Sebastián se enfada, cuando alguien se ríe de la opinión de otra persona. No dice nada, pero he notado la forma en la que frunce sus labios, se cruza de brazos y se hunde un poco más en su asiento. Parece como si quisiera inhibirse a sí mismo de levantarse a protestar. Yo solía soltar alguna que otra risa de vez en cuando en estas situaciones. Ahora yo también lo encuentro fastidioso.
Mis amigas también creen que Sebastián es extraño, pero no en el buen sentido. Lo miran mal, cuando hace comentarios inusuales en clase. A veces lo imitan, porque tiene una forma particular de estructurar sus oraciones. Sé que el prospecto de entablar una conversación con él o invitarlo a pasar el rato con nosotras es algo que nunca se plantearían por parecerles absurdo. Yo también pensaba lo mismo.
Así que, ¿por qué Bárbara me seleccionaría a mí para ese favor? De verdad, ella tenía que saber cosas. El hecho de que la tutora creyera que yo podía ser el tipo de persona en extender una mano de apoyo a un compañero de clase, me hacía querer serlo auténticamente.

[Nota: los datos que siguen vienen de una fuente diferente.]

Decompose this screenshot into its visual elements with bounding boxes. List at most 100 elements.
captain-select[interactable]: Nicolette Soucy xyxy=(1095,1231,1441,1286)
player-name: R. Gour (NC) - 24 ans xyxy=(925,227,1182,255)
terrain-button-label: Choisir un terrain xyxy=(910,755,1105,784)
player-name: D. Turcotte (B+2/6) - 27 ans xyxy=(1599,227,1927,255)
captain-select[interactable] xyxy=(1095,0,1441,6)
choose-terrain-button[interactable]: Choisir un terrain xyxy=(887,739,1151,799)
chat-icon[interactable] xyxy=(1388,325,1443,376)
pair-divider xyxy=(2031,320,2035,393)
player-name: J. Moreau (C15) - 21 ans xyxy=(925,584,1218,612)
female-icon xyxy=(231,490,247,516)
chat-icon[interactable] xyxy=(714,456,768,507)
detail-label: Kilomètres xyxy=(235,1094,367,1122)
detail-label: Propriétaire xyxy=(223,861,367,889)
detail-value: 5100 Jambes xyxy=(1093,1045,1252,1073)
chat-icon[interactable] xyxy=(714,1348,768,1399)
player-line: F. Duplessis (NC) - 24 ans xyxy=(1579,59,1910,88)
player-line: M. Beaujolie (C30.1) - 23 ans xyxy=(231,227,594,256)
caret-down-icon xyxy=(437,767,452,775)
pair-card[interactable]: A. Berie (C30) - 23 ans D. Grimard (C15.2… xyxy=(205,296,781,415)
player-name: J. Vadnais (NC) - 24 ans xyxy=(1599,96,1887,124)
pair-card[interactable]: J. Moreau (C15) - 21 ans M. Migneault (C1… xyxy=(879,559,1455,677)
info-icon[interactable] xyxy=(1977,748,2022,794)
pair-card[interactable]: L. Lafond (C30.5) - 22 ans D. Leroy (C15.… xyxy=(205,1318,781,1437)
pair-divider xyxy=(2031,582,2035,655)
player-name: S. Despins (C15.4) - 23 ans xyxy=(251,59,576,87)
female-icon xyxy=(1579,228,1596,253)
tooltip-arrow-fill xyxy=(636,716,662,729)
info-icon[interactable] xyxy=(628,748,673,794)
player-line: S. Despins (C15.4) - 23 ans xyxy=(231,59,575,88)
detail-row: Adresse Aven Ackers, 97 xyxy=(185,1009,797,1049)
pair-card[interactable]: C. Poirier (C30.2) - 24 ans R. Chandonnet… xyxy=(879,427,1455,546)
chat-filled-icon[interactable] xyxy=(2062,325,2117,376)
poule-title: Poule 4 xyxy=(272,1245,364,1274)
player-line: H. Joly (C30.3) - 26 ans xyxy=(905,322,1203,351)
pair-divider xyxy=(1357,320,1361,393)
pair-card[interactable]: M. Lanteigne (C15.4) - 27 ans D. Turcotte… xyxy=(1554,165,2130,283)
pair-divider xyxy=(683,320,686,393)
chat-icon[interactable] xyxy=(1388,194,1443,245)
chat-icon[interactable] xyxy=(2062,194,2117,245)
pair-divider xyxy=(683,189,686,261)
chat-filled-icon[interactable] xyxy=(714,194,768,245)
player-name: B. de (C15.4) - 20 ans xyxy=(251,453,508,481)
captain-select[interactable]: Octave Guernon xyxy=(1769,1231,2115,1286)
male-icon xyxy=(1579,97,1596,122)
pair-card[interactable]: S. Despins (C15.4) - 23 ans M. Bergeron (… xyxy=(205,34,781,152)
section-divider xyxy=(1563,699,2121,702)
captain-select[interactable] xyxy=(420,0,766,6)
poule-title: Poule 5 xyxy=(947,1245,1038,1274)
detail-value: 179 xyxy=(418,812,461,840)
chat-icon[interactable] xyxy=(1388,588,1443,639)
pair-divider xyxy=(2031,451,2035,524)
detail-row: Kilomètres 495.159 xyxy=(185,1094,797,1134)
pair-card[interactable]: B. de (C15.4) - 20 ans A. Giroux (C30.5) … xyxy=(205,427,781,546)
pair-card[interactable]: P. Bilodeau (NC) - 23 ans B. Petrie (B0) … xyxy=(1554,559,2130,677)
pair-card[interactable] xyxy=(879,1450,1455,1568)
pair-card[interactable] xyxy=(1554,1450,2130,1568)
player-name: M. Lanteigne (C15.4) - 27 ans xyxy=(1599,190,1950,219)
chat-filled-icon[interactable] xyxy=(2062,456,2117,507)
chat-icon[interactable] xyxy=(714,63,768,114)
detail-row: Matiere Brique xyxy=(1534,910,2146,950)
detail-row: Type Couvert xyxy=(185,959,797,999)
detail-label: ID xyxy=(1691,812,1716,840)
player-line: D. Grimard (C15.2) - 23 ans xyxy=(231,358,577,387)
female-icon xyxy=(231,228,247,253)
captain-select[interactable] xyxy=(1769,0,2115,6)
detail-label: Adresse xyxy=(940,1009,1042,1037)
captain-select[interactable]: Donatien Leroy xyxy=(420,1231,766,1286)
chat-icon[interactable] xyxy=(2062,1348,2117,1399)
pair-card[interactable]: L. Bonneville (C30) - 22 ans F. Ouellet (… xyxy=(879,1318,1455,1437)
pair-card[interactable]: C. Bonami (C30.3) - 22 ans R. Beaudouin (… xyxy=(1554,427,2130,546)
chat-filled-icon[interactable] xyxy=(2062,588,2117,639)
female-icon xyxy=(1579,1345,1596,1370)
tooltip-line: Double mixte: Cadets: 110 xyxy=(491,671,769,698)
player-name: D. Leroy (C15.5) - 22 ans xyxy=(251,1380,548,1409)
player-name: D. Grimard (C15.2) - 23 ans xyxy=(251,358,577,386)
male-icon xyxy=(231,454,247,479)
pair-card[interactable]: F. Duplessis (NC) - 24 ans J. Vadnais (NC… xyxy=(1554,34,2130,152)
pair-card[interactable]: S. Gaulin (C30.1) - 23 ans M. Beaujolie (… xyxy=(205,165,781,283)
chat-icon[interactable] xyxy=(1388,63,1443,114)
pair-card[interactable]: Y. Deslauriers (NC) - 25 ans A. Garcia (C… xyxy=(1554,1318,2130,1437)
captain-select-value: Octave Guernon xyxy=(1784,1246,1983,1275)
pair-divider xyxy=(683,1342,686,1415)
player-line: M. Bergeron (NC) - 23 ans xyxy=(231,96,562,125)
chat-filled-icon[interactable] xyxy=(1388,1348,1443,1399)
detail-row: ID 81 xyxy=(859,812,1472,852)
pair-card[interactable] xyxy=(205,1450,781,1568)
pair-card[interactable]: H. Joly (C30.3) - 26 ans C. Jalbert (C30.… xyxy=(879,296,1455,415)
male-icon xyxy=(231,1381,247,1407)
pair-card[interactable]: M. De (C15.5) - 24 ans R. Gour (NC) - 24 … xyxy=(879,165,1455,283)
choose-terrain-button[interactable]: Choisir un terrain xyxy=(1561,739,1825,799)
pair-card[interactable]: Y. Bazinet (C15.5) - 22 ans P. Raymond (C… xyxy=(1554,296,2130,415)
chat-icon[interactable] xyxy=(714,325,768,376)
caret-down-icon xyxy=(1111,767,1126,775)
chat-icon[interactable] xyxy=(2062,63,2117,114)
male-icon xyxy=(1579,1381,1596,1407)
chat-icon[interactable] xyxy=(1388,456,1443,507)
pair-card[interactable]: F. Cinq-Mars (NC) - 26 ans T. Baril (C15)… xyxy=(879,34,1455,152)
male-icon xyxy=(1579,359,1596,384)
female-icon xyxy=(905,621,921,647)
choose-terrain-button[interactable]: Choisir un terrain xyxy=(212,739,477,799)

Este semestre, Sebastián había dejado de participar en clase. Solo hablaba cuando los profesores se dirigían directamente hacia él. En cuánto acababa la última clase, solo me daba tiempo de pestañear antes de que él recogiera sus cosas y saliera disparado del salón. A menudo quedaba siendo la única persona sin equipo, obligado a unirse al grupo que menos integrantes tuviera. Supe que nada de esto lo hubiera notado, si no fuera por mi nueva tarea asignada: echarle un ojo. También supe que él no hubiera cambiado de esta forma, de no ser por mis amigas y el resto del salón; de no ser por mí. Dentro de mí sabía que él ya no opinaba, porque nadie lo escuchaba realmente. Él ya no se quedaba alrededor más tiempo del necesario, porque nadie lo veía en verdad. Había sido la consecuencia de los pequeños comentarios, las pequeñas risas y las pequeñas miradas. Había sido yo.

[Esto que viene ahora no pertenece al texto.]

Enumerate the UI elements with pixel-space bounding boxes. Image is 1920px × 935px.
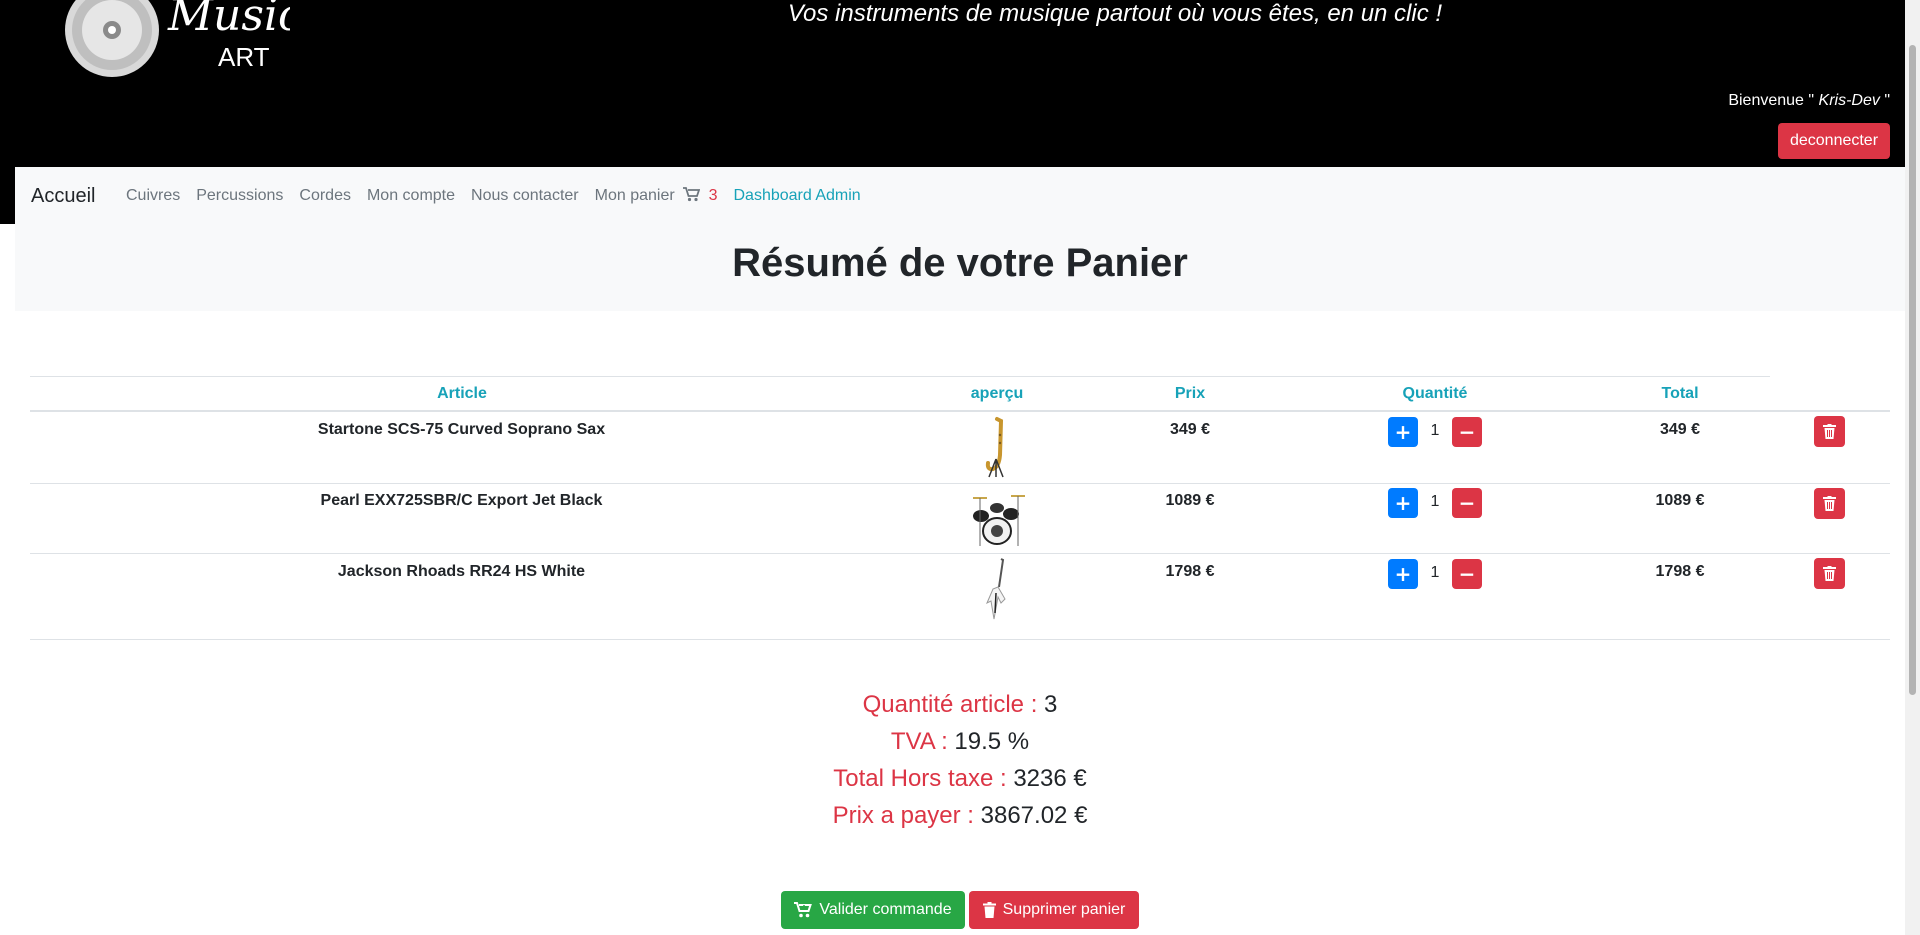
summary-price-to-pay: Prix a payer : 3867.02 € [0,797,1920,834]
svg-text:Music: Music [167,0,290,41]
scrollbar-thumb[interactable] [1909,45,1916,695]
welcome-suffix: " [1884,92,1890,109]
cart-plus-icon [794,902,813,918]
nav-brand-home[interactable]: Accueil [31,185,95,208]
trash-icon [1823,566,1836,581]
clear-cart-button[interactable]: Supprimer panier [969,891,1139,929]
summary-quantity: Quantité article : 3 [0,686,1920,723]
summary-price-to-pay-value: 3867.02 € [980,802,1088,829]
summary-price-to-pay-label: Prix a payer : [832,802,974,829]
header-apercu: aperçu [970,385,1024,402]
item-total: 349 € [1659,421,1701,438]
delete-item-button[interactable] [1814,488,1845,519]
validate-order-label: Valider commande [819,901,952,918]
nav-link-mon-compte[interactable]: Mon compte [359,187,463,205]
nav-link-cuivres[interactable]: Cuivres [118,187,188,205]
increase-quantity-button[interactable]: + [1388,488,1418,518]
cart-summary: Quantité article : 3 TVA : 19.5 % Total … [0,686,1920,834]
summary-total-ht-value: 3236 € [1013,765,1087,792]
validate-order-button[interactable]: Valider commande [781,891,965,929]
item-price: 1089 € [1165,492,1215,509]
header-prix: Prix [1174,385,1206,402]
row-divider [30,639,1890,640]
nav-link-cordes[interactable]: Cordes [291,187,359,205]
row-divider [30,483,1890,484]
header-quantite: Quantité [1402,385,1468,402]
welcome-message: Bienvenue " Kris-Dev " [1728,92,1890,110]
delete-item-button[interactable] [1814,558,1845,589]
increase-quantity-button[interactable]: + [1388,417,1418,447]
nav-link-cart[interactable]: Mon panier 3 [587,187,726,205]
item-quantity: 1 [1430,493,1440,510]
item-name[interactable]: Pearl EXX725SBR/C Export Jet Black [180,492,743,510]
summary-quantity-label: Quantité article : [862,691,1038,718]
item-price: 1798 € [1165,563,1215,580]
trash-icon [1823,496,1836,511]
summary-tva-label: TVA : [890,728,948,755]
delete-item-button[interactable] [1814,416,1845,447]
nav-link-contact[interactable]: Nous contacter [463,187,587,205]
table-top-divider [30,376,1770,377]
welcome-prefix: Bienvenue " [1728,92,1815,109]
cart-label: Mon panier [594,187,675,204]
username: Kris-Dev [1818,92,1880,109]
decrease-quantity-button[interactable]: − [1452,417,1482,447]
item-name[interactable]: Startone SCS-75 Curved Soprano Sax [180,421,743,439]
main-navbar: Accueil Cuivres Percussions Cordes Mon c… [15,167,1905,311]
header-total: Total [1661,385,1699,402]
item-total: 1798 € [1655,563,1705,580]
page-title: Résumé de votre Panier [732,241,1188,285]
summary-total-ht-label: Total Hors taxe : [833,765,1007,792]
site-tagline: Vos instruments de musique partout où vo… [787,0,1443,27]
decrease-quantity-button[interactable]: − [1452,559,1482,589]
nav-link-dashboard-admin[interactable]: Dashboard Admin [725,187,868,205]
item-name[interactable]: Jackson Rhoads RR24 HS White [180,563,743,581]
summary-quantity-value: 3 [1044,691,1058,718]
cart-icon [683,187,701,202]
decrease-quantity-button[interactable]: − [1452,488,1482,518]
item-quantity: 1 [1430,422,1440,439]
summary-tva-value: 19.5 % [954,728,1030,755]
summary-tva: TVA : 19.5 % [0,723,1920,760]
nav-link-percussions[interactable]: Percussions [188,187,291,205]
guitar-icon [986,558,1006,620]
cart-count-badge: 3 [708,187,718,204]
header-article: Article [437,385,487,402]
trash-icon [982,902,996,918]
nav-links: Cuivres Percussions Cordes Mon compte No… [118,187,869,205]
item-total: 1089 € [1655,492,1705,509]
item-quantity: 1 [1430,564,1440,581]
table-header-divider [30,410,1890,412]
row-divider [30,553,1890,554]
item-price: 349 € [1169,421,1211,438]
saxophone-icon [985,417,1004,478]
summary-total-ht: Total Hors taxe : 3236 € [0,760,1920,797]
clear-cart-label: Supprimer panier [1002,901,1126,918]
page-scrollbar[interactable] [1905,0,1920,935]
trash-icon [1823,424,1836,439]
drum-kit-icon [973,495,1025,546]
logout-button[interactable]: deconnecter [1778,123,1890,159]
svg-text:ART: ART [218,42,270,72]
music-art-logo[interactable]: Music ART [60,0,290,80]
increase-quantity-button[interactable]: + [1388,559,1418,589]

¿Esto era lo que Bárbara sabía? ¿Era esta la razón de mi encomienda?
Así que Sebastián dejó de ser otro lugar ocupado dentro del salón de clase y se convirtió en una persona. Cargaba consigo detalles que me generaban más preguntas que respuestas. Ahora quería saber por qué su mochila tenía una mancha morada tan prominente en la parte de abajo, a qué se refería cuando decía que las hormigas eran la verdadera raza superior y si me consideraba graciosa, porque lo había atrapado riéndose de mis chistes un par de veces.
Para el siguiente martes, cuando nuestra maestra de la clase de las 15:00 nos pidió juntarnos en parejas para preparar una exposición, mi cabeza se alzó como resorte. Sin saber cómo evitarlo, me giré hacia mi extraño compañero y agité una mano en su dirección para que me viera.
–¡Sebastián, ey! ¿Podemos hacerlo juntos?
Sé que quiso esconderlo, pero, contrario a sus esfuerzos, pude ver un grato destello que danzó fugazmente en su mirada.